Pupil dies rushing for a taxi

Schoolgirl Lutho Felepu, 13, collapsed and died in a desperate bid for  a taxi seat in the Eastern Cape government’s limited scholar transport system on Tuesday.

The Ngwenyathi High School Grade 8 pupil, who had a heart condition, knew that only 163 kids out of 343 at her school would get a government-paid seat, leaving  180 to walk up to 26km.

Many children have to wake up at 4am to get a seat on the school taxi.

The shortage of transport also sets up a frantic daily rush to “book” a seat home, said Ngwenyathi High’s principal Kungeka Ntshanga.

Ntshanga  said although Felepu had a heart problem, she believed Felepu would be alive today if the school had adequate transport.

“After 2pm, all the focus is on the transport going home. Learners become restless and the entire school is disrupted.

“They stampede out of the class, because the transport only collects on a first-come-first-serve basis.”

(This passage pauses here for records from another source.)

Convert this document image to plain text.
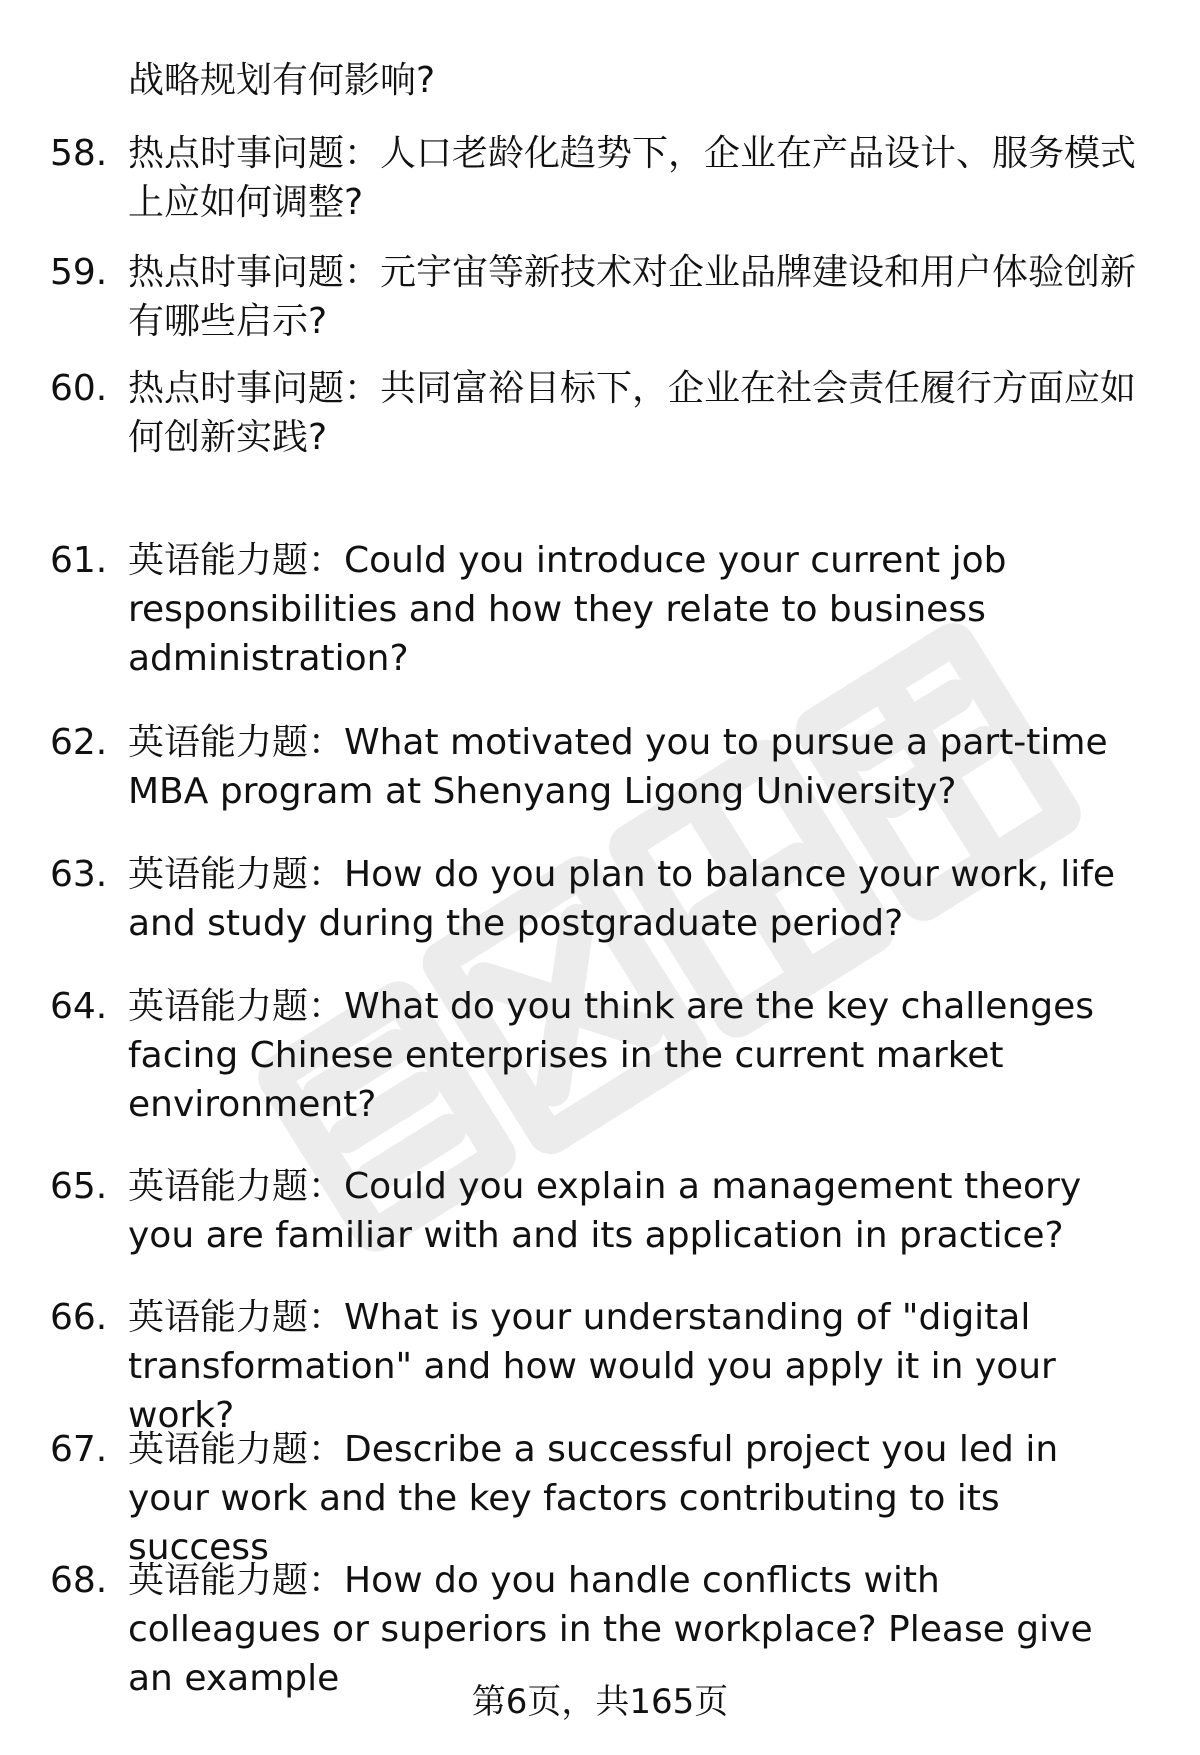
战略规划有何影响?
58. 热点时事问题：人口老龄化趋势下，企业在产品设计、服务模式上应如何调整?
59. 热点时事问题：元宇宙等新技术对企业品牌建设和用户体验创新有哪些启示?
60. 热点时事问题：共同富裕目标下，企业在社会责任履行方面应如何创新实践?
61. 英语能力题：Could you introduce your current job responsibilities and how they relate to business administration?
62. 英语能力题：What motivated you to pursue a part-time MBA program at Shenyang Ligong University?
63. 英语能力题：How do you plan to balance your work, life and study during the postgraduate period?
64. 英语能力题：What do you think are the key challenges facing Chinese enterprises in the current market environment?
65. 英语能力题：Could you explain a management theory you are familiar with and its application in practice?
66. 英语能力题：What is your understanding of "digital transformation" and how would you apply it in your work?
67. 英语能力题：Describe a successful project you led in your work and the key factors contributing to its success
68. 英语能力题：How do you handle conflicts with colleagues or superiors in the workplace? Please give an example
第6页，共165页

Felepu collapsed in class and died after returning from booking her seat.

Taxi owner, Nonzwakazi Yekiso, who is contracted to transport 31 pupils from Felepu’s village, Mzonkeshe, to the school and back said she was appalled by the number of pupils collected by the department.

“The majority of the learners are left behind. At the beginning of the year we used to pick up all the kids because as parents, it wasn’t easy for us to leave others behind, so we would make two trips each. But we discovered we were running at a loss and we stopped.”

Yesterday Transport MEC Weziwe Tikana visited the school after she learnt of Felepu’s death.

“I visited the school on the basis  that the learner died when she tried to get on the scholar transport, but I later discovered she  already had a heart problem,” said the MEC.

Tikana said she had made arrangements with Ntshanga to “look into” the scholar transport problem at the school.

“We are in the process of verifying all the numbers of learners who are given to us and the actual number of kids in need of transport. Even though some learners leave schools closest to them in search of better schools which are further away, we still need to transport them,” she said.

Lutho’s mother, Nomfundo Felepu, said she was at work when she received the call  her daughter had died.

“I was shocked when I was told she collapsed at school, because although she had a heart problem she had never collapsed at school.

“My child would still be with us if she had not exerted herself running after the transport,” said the tearful mother of two.

Transport spokesman Ncedo Kumbaca said the department was transporting pupils identified by the department of education.

“Operators are allocated and are ferrying learners according to their appointment letters.”

Felepu’s memorial service is at 11am today.